C’est l’artiste en arts visuels de Westmount Michael Cutler qui réalise le film, basé sur les écrits et les recherches de sa mère journaliste, May Cutler, qui s’était beaucoup intéressée à la vie de Borduas, qu’elle considérait comme le « Jackson Pollock du Canada ». « Ma mère me parlait toujours de lui et me disait que je devais peindre davantage comme lui. Pour elle, Borduas n’était pas que le peintre le plus important du Québec, mais peut-être une des personnalités les plus importantes de l’histoire du Canada », raconte Michael Cutler, qui a hérité de ses notes à son décès. Pour lui, l’histoire de Paul-Émile Borduas ne devait pas se raconter dans un livre, mais bien dans un film. Il a ainsi mijoté huit ans sur ce projet, qui a finalement été tourné la semaine dernière à Mont-Saint-Hilaire, directement à la Maison Paul-Émile-Borduas et à l’église Saint-Hilaire. « Je n’en reviens pas que personne ne l’ait fait avant! »

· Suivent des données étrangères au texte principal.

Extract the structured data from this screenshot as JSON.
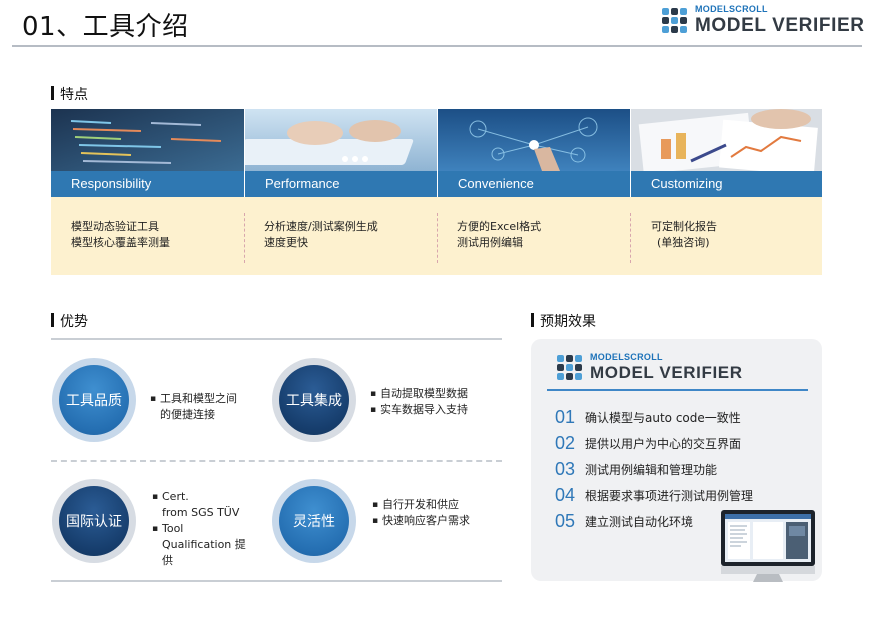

C’est d’ailleurs un résident de Mont-Saint-Hilaire, l’acteur Patrick Caux, qui a été retenu pour incarner le fameux peintre. « J’ai été approché l’automne dernier. Un anglophone m’a appelé pour me demander si je voulais jouer ce rôle et tourner dans cette maison située à deux coins de rue de chez moi. Je pensais que c’était une blague au début! Mais j’ai vite vu qu’il était sérieux et que c’était un très beau projet », raconte-t-il. Ce tournage permet de raconter cette période charnière pour le Québec à travers les yeux de Borduas, entre 1950 et 1953 environ.
Au moment de l’arrivée de L’ŒIL à la Maison Paul-Émile-Borduas transformée en plateau de tournage, on tournait une scène importante où la femme de Borduas, Gabrielle, lui exprime sa colère de voir que le village de Saint-Hilaire les évite maintenant comme la peste depuis la sortie du Refus global et que la famille n’aura bientôt plus assez d’argent pour se nourrir. « Il y a eu beaucoup d’écrits sur la peinture de Borduas, bien peu sur sa vie personnelle. Avec ce qu’a récolté Mme Cutler, on peut dire que les dialogues sont assez proches de ce qui s’est vraiment passé. Et même si le manifeste a eu beaucoup de répercussions négatives sur sa vie, Borduas n’a jamais renié ce qu’il a écrit, même si ça s’est fait au prix de son propre bonheur », raconte Patrick Caux. Rappelons que c’est notamment les conséquences du Refus global au Québec qui l’ont amené à s’exiler à l’étranger dans les dernières années de sa vie, jusqu’à son décès en 1960, à 54 ans.
La notion de sacrifice se retrouve d’ailleurs dans le titre du film. La passion de Paul-Émile Borduas se veut un clin d’œil à La passion du Christ. Ironiquement, la croisade de Borduas à travers le Refus global est plutôt contre l’Église catholique.
Possible long-métrage
Patrick Caux salue la ténacité de Michael Cutler, qui a investi ses propres sous (quelques dizaines de milliers de dollars!) pour s’assurer que le film puisse voir le jour à temps pour les 75 ans du Refus global. « Le but serait que le court-métrage circule et fasse parler pour éventuellement recevoir les fonds pour en faire un film complet », espère-t-il. « Borduas le mériterait. C’est un homme tellement important pour le Québec et le Canada qu’il faut que son histoire se sache », conclut M. Cutler.
La passion de Paul-Émile Borduas doit voir le jour d’ici la fin de l’été. Une projection du court-métrage d’une quinzaine de minutes risque fort bien d’être au programme des célébrations des 75 ans du Refus global en plus d’une lecture publique du manifeste. D’autres activités chapeautées par le Musée des beaux-arts de Mont-Saint-Hilaire doivent aussi être organisées.